We’ve just spent the last few days around Lake Baikal, the biggest single repository of freshwater on the planet. It’s awesome in scale. You could lose Scotland in it. If it wasn’t so far away some people might be tempted to try. It’s also currently frozen, covered with an incredible icy surface that creates a tempting white plain (up to 80km across) between the rugged black mountains that flank the water on either side. The ice is deceptive however, especially at this time of the year. During the numb winter months people happily drive 20 ton trucks across the surface on established ice roads. Come the spring melt it’s a different story. The ice softens unevenly and whilst it is safe in some areas, in others it becomes treacherously thin and downright dangerous. This year 11 vehicles have been lost and 9 people drowned in the deep dark icy waters when the apparently reliable ice has suddenly given way beneath them.

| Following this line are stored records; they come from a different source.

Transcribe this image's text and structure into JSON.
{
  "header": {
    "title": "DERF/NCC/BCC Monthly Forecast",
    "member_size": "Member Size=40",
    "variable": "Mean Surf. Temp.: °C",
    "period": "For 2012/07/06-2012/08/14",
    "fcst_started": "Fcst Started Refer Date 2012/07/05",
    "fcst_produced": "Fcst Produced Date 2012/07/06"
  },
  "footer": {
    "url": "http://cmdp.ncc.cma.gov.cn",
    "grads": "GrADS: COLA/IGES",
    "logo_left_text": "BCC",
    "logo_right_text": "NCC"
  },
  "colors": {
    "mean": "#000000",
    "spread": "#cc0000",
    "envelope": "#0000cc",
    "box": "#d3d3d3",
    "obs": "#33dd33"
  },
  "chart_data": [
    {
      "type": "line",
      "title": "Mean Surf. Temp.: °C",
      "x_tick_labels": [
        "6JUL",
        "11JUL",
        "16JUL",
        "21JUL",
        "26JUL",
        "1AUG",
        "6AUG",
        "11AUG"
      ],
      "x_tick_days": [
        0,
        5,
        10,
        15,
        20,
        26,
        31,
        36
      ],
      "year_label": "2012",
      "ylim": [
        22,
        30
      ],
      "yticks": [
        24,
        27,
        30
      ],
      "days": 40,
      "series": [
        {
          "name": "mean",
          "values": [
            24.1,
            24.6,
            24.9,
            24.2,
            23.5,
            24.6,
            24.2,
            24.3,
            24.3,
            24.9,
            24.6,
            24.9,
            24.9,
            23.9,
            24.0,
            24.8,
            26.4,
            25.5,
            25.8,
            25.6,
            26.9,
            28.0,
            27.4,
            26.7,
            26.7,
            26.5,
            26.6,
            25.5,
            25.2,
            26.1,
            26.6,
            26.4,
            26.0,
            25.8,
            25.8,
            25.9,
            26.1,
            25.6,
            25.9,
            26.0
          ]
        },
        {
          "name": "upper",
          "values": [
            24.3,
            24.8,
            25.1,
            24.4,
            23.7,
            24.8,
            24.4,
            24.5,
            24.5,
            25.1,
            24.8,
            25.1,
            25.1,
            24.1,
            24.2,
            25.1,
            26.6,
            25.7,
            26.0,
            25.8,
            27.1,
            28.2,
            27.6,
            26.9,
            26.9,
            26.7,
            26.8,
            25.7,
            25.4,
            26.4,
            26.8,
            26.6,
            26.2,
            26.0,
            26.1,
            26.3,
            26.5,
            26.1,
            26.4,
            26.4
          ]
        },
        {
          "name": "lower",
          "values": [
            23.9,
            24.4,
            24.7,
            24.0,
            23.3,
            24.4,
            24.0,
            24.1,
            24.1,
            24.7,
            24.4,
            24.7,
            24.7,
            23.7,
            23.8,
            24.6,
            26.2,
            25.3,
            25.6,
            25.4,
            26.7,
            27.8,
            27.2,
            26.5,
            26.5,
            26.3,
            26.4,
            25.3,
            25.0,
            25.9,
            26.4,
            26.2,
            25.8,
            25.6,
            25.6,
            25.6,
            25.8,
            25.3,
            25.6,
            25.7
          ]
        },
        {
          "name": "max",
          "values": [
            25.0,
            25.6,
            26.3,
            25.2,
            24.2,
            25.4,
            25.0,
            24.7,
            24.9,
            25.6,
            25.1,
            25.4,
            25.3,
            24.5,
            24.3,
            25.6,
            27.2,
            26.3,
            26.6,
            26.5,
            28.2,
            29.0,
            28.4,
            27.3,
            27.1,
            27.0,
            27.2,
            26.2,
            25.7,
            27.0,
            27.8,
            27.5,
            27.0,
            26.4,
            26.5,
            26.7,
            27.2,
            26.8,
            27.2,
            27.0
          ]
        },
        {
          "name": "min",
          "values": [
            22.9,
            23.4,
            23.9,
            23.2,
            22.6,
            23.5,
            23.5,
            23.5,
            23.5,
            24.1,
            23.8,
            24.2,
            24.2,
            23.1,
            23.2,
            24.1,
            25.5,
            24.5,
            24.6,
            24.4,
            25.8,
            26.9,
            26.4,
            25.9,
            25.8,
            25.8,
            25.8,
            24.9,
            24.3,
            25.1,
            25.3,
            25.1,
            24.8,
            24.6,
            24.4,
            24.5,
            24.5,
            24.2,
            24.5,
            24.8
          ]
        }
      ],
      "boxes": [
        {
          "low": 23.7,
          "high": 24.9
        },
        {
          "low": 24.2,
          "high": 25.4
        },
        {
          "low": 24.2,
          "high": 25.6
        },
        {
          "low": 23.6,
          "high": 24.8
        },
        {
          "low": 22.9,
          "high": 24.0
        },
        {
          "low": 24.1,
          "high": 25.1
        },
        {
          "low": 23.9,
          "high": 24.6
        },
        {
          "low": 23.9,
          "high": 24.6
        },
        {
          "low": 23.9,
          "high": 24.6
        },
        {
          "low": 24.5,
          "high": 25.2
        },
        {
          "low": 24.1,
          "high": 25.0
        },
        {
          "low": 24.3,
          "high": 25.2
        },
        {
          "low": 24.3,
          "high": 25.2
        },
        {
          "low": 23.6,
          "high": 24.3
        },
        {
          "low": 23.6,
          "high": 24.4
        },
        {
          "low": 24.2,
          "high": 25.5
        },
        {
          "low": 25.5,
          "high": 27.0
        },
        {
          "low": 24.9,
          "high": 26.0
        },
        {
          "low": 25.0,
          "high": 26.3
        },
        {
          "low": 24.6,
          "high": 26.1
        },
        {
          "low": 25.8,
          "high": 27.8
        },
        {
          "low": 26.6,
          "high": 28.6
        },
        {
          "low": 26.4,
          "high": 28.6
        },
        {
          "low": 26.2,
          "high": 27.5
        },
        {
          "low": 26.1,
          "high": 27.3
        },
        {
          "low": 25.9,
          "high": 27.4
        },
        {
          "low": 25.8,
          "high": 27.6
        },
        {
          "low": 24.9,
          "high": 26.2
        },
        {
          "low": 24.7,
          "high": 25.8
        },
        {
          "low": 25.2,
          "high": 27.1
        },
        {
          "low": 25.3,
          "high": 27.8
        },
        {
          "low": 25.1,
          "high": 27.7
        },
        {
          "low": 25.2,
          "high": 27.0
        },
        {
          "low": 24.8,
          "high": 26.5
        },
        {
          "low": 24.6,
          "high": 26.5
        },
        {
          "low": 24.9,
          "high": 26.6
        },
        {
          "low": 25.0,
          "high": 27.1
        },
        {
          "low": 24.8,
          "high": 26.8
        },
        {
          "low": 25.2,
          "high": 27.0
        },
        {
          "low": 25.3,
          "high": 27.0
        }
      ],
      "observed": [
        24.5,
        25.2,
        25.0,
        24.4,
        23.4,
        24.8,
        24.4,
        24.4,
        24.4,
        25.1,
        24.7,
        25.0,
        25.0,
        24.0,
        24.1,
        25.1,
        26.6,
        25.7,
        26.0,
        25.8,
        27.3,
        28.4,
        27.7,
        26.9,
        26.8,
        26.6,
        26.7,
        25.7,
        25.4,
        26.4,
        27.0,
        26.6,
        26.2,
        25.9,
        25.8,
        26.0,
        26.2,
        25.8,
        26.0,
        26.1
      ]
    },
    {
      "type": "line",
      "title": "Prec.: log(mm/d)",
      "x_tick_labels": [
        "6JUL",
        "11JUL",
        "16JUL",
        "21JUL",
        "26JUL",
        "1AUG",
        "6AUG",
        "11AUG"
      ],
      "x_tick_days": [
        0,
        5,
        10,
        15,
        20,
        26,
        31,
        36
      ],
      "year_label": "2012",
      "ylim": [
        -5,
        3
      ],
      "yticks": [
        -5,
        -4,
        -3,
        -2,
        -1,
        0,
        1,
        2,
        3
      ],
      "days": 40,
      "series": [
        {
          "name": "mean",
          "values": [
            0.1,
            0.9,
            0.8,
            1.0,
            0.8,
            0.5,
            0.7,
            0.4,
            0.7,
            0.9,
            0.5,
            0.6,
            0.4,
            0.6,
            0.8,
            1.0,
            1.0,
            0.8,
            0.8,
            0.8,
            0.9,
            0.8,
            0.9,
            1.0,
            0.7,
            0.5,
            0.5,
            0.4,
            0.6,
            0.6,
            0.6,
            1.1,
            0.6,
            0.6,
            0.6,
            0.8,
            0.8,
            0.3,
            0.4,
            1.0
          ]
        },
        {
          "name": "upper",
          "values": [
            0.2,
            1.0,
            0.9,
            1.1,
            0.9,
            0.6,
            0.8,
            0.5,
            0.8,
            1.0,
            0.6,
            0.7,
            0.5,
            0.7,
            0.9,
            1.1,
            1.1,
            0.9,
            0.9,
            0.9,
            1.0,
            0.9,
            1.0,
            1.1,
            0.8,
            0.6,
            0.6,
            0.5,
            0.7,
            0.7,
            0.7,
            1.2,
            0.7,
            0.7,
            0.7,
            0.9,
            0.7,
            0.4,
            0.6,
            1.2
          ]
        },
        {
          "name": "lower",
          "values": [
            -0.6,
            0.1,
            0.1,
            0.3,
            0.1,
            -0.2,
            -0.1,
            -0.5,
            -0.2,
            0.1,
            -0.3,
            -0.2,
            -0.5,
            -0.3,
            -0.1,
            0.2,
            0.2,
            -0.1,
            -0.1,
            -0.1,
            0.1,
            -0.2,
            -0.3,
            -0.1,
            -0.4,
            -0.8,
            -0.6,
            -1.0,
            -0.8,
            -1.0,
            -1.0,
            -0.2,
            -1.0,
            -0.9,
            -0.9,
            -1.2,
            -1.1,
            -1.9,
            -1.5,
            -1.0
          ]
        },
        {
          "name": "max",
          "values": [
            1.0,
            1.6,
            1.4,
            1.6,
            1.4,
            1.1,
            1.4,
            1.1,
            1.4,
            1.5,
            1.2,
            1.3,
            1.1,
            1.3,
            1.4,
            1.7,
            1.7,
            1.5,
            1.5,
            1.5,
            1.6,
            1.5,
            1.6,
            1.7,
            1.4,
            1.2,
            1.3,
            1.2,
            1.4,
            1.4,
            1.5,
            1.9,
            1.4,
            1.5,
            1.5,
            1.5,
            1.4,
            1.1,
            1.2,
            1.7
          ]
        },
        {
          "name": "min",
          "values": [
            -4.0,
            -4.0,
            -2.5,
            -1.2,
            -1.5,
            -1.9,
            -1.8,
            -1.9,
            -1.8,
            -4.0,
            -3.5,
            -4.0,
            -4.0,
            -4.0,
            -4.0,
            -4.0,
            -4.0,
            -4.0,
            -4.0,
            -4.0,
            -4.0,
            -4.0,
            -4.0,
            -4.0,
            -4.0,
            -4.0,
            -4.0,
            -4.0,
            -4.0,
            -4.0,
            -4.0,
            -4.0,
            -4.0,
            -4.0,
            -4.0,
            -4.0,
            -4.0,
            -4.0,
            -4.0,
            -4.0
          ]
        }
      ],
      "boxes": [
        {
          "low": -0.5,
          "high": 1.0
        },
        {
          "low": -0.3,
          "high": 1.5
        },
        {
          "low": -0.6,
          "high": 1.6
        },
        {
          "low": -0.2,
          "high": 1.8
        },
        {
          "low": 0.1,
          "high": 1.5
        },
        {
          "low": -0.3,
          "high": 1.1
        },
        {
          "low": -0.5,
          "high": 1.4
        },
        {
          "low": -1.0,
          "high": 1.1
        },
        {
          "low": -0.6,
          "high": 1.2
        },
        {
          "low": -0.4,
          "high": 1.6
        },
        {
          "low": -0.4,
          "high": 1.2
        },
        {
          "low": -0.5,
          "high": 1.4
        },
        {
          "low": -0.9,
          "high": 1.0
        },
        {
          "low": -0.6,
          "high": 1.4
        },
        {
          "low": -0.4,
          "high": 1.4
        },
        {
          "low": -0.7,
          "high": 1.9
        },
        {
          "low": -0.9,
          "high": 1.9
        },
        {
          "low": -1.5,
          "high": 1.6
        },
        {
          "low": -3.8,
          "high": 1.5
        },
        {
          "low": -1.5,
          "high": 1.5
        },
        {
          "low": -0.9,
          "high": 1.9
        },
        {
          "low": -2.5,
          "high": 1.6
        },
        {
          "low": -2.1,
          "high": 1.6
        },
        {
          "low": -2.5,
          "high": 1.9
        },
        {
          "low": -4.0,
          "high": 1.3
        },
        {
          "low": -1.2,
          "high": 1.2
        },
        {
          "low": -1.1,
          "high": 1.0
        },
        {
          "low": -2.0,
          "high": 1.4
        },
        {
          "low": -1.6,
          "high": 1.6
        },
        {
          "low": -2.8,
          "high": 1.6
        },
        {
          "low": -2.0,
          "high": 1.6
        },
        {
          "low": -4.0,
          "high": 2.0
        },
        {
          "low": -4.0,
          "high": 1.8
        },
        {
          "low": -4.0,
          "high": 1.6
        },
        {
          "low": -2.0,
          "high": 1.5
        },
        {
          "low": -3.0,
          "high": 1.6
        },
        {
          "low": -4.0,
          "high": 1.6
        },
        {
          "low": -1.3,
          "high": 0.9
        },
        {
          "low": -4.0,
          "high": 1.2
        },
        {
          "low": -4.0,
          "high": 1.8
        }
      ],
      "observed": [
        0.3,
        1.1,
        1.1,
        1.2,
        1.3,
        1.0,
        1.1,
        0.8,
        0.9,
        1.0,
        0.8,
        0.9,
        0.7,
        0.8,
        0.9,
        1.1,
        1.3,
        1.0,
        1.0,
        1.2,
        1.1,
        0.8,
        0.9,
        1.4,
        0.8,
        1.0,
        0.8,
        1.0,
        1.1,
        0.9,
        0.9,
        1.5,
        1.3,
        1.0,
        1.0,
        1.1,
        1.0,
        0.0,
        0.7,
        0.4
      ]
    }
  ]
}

It was with this grisly fate in mind that we were somewhat thankful that the timing of our arrival on Olkhon Island (the biggest in the Lake) coincided with the deployment of a natty little ‘Padoushka’ or hovercraft. This enabled us to skim thrillingly over the ice safe in the knowledge that if it cracked we weren’t going through and into the depths below. And what depths. Baikal is 1637m deep at it’s most abyssal point, and as a result the water remains startlingly, scrotum-shrinkingly cold even in midsummer. It’s also terrifyingly clear with visibility up to 40m down resulting in some swimmers suffering from vertigo – not something you expect whilst taking a dip (but at least it might take your mind off your freezing testicles).
We are almost the first tourists of the season on the island too, only being beaten to this honour by a (very nice) German couple who arrived the day before. Typical. We later met them naked in the banya, so made friends perhaps more quickly and intimately than we might have anticipated. Yesterday however we were literally the only guests at the homestead and as such have been treated like slightly weird, if welcome, oddities. Last night we even had a personal concert on accordion and guitar (not simultaneously I hasten to add) by Nikola the care-taker (‘Because I take care of things’). It’s like being part of a small family and a world away from the summer hordes when the dining room has fed up to 350 people in a day in high season.
Far from the madding crowd. On an island. In the middle of a frozen lake. In Siberia. Bliss.